Un doloroso recuerdo de la discriminación por género en tiempos bíblicos, en el marco del Día de la Mujer.
Comparte

Más de una vez he presentado en esta sección a las protagonistas femeninas que emergen de la saga bíblica y despiertan nuestra admiración por su entrega, coraje o bien, nos sorprenden al cuestionar el status quo dominante. Pero la regla general de la época antigua y que conocemos a través ciertos textos canonizados, nos muestra a las mujeres sometidas a cierta voluntad y protección de los varones. Tanto las situaciones de vida que atraviesan los personajes como los apartados legales que rigen dicho mundo dan cuenta de esta condición.

La ceremonia de las aguas amargas descrita en el libro de Números es un ejemplo de ello: cuando a un marido “le sobrevenga el espíritu de celos y recele de su mujer…” (Num. 5: 14-31) se llevaba adelante un ritual realizado por el sacerdote quien consultaba a Dios sobre la culpabilidad o inocencia de la sospechada de adulterio, luego de ingerir una pócima que le hincharía el vientre si fuera culpable. Esta ceremonia humillante era un derecho de un marido celoso sin prueba alguna de la infidelidad. Si hubiera pruebas, correspondería la pena de muerte. La mujer celosa no solo no tenía estas atribuciones, sino que debía compartir a su marido con otras mujeres en una sociedad que practicaba la poliginia (un hombre-muchas mujeres).

En unos capítulos más adelante, leemos sobre las personas que realizan votos o promesas a Dios. Si el que emitía un voto era un varón, la promesa quedaba firme, siempre. Pero si la que prometía era una mujer y la escuchaba su padre, mientras vivía con él o su marido, en caso de que fuera casada y cualquiera de ellos se oponía al voto escuchado, lo anulaban y el voto no se debía llevar adelante (Num. 30: 1-16). O sea que la voluntad de una mujer que realizaba una promesa quedaba sujeta a la decisión de los varones que la supervisaban.

En el libro de Levítico encontramos un último capítulo dedicado al valor que poseían las personas si tuvieran que ser redimidas por un voto realizado. O sea que ante una promesa que involucraba la consagración o la vida de un ser humano, se podía cumplir dicha promesa pagando una tasa equivalente por la persona en cuestión. Y así hallamos una lista ya tabulada: “Al hombre entre veinte y sesenta años, lo valorarás en cincuenta siclos de plata… Si es mujer, la valorarás en treinta siclos. De cinco a veinte años, tu valoración para el varón será de veinte siclos y para la mujer, de diez siclos. Y si es de un mes hasta cinco años, tu valoración será de cinco siclos de plata para el varón y para la mujer de tres siclos de plata. Y si es de sesenta años o más, tu valoración por el varón será de quince siclos y por la mujer, de diez siclos” (Lev. 27:1-8).
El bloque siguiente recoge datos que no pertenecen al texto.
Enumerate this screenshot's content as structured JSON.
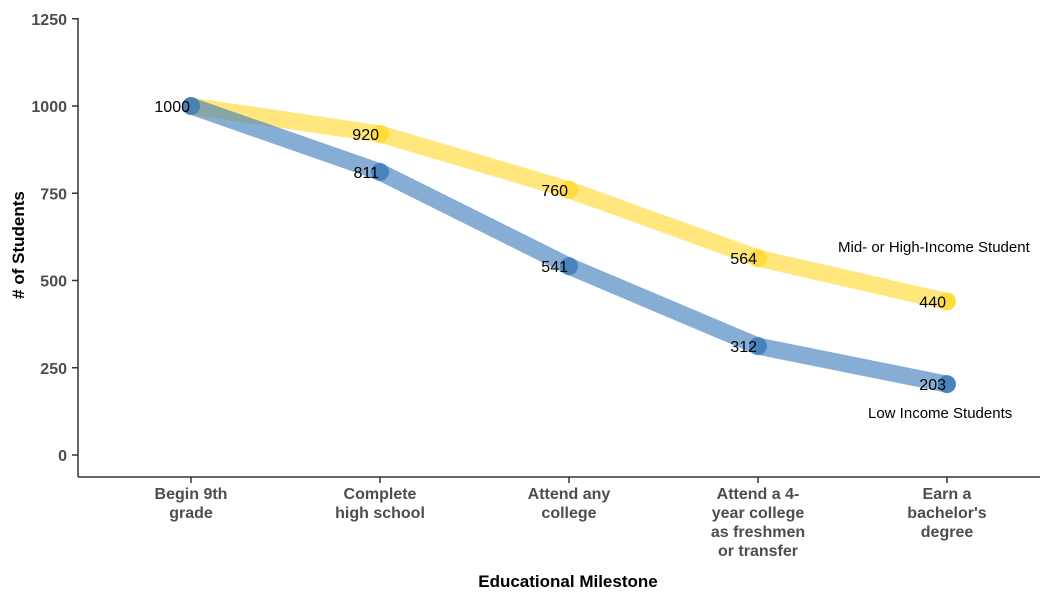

Como vemos se trata de una escala basada en la edad y el género de las personas, posiblemente en relación a la capacidad laboral que los individuos tenían en la época y en donde la mujer “valía” la mitad de lo que valía un varón de la misma edad.

Podría enumerar otros ejemplos. Pero dado que prontamente celebraremos la festividad de Purim, vuelvo a rescatar el papel protagónico que tuvieron dos mujeres, cuya intervención quedó registrada en el libro de Ester. La primera fue la reina Vashti quien se negó a presentarse en la fiesta de varones que el rey realizaba tras ser considerada como un objeto sexual (Ester 1:1). La segunda y más significativa, la que devino luego en reina, Ester, quien arriesgó su vida para salvar a su pueblo del exterminio y cuyo nombre quedó inmortalizado en la historia de los hebreos.